In closing, let me briefly comment on two specific issues. The first concerns Weber's Law, according to which the just-noticeable difference between two stimuli is proportional to the magnitude of the stimuli. Section 2.3 takes this to mean that any time measurement is subject to a tradeoff between scale and resolution, and that the ability to measure longer time intervals must be bought with a sacrifice of precision (p. 22; see also p. 49). I do not think this is right. To get a higher resolution with an hourglass, we use finer sand. To measure longer durations, we use more sand. Nothing prevents us from getting both, by using a larger quantity of finer sand. Weber's law is an empirical generalization about actually realized biological clocks, not a physical law of chronometry.

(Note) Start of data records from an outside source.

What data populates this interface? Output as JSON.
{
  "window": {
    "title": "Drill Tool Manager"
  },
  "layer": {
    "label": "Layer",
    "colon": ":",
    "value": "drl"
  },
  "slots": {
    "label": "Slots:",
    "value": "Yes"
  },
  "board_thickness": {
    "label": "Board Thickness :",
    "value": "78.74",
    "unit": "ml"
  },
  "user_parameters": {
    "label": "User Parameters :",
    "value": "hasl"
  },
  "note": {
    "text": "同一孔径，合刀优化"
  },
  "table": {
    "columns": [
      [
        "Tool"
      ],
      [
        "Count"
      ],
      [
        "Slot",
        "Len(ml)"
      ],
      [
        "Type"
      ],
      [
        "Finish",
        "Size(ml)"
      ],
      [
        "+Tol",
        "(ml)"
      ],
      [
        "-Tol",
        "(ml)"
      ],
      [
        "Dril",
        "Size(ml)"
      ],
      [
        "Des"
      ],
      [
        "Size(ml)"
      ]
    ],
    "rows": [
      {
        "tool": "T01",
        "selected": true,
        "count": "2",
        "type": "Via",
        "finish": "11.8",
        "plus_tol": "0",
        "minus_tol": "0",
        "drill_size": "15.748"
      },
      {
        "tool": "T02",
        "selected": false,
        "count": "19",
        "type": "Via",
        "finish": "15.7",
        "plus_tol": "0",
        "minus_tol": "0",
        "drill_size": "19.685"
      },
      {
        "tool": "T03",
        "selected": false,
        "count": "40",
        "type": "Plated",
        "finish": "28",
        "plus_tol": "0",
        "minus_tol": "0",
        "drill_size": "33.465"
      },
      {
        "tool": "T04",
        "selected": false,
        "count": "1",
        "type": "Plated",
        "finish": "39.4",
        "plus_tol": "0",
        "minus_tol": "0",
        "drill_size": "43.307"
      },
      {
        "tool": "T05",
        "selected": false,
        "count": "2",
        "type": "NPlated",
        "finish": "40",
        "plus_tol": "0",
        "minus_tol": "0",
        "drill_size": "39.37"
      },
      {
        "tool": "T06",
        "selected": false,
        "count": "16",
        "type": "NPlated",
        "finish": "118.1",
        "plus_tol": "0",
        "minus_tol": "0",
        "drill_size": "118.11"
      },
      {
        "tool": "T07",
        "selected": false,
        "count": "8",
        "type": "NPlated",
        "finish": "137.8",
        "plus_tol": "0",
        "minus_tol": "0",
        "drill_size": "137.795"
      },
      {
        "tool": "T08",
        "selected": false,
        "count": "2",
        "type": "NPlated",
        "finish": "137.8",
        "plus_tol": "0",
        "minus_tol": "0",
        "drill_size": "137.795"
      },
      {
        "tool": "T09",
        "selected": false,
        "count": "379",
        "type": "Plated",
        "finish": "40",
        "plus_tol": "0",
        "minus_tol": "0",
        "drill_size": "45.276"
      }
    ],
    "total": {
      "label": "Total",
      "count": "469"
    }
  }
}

The second issue concerns the isomorphism thesis defended in Section 3.1. Montemayor argues that the clock representations possessed by organisms with internal interval clocks are detailed enough to be isomorphic to intervals on the real line. If that were right, though, then humans and other animals would have aleph-one many clock representations. That not only seems to be an implausible claim about the informational capacity of the human nervous system, it also appears to be incompatible with claims that Montemayor himself makes elsewhere in the book. If the isomorphism thesis were true then all clock representations would have maximal resolution, undermining Montemayor's (and Weber's) thesis that there is a scale-resolution trade-off. Similarly, if the claims about non-zero simultaneity windows in Section 4.2 are right, then there is a non-zero lower bound on possible temporal resolution, again ruling out aleph-one many clock representations.
When I arrived at the end of the book, I felt that I had learned a lot about the biology of temporal cognition, but I was less sure how this newly acquired knowledge might change or deepen my understanding of debates in the philosophy of time. Partially, this might be due to the fact that Minding Time makes surprisingly little contact with the standard literature on the philosophy of time, and often hints at philosophical implications rather than develop them in detail. But I also suspect that many of the issues addressed are ultimately of more interest to philosophers of mind and psychology (who are concerned with processes that take place in time) than they are to philosophers of time (who are interested in the nature of time itself).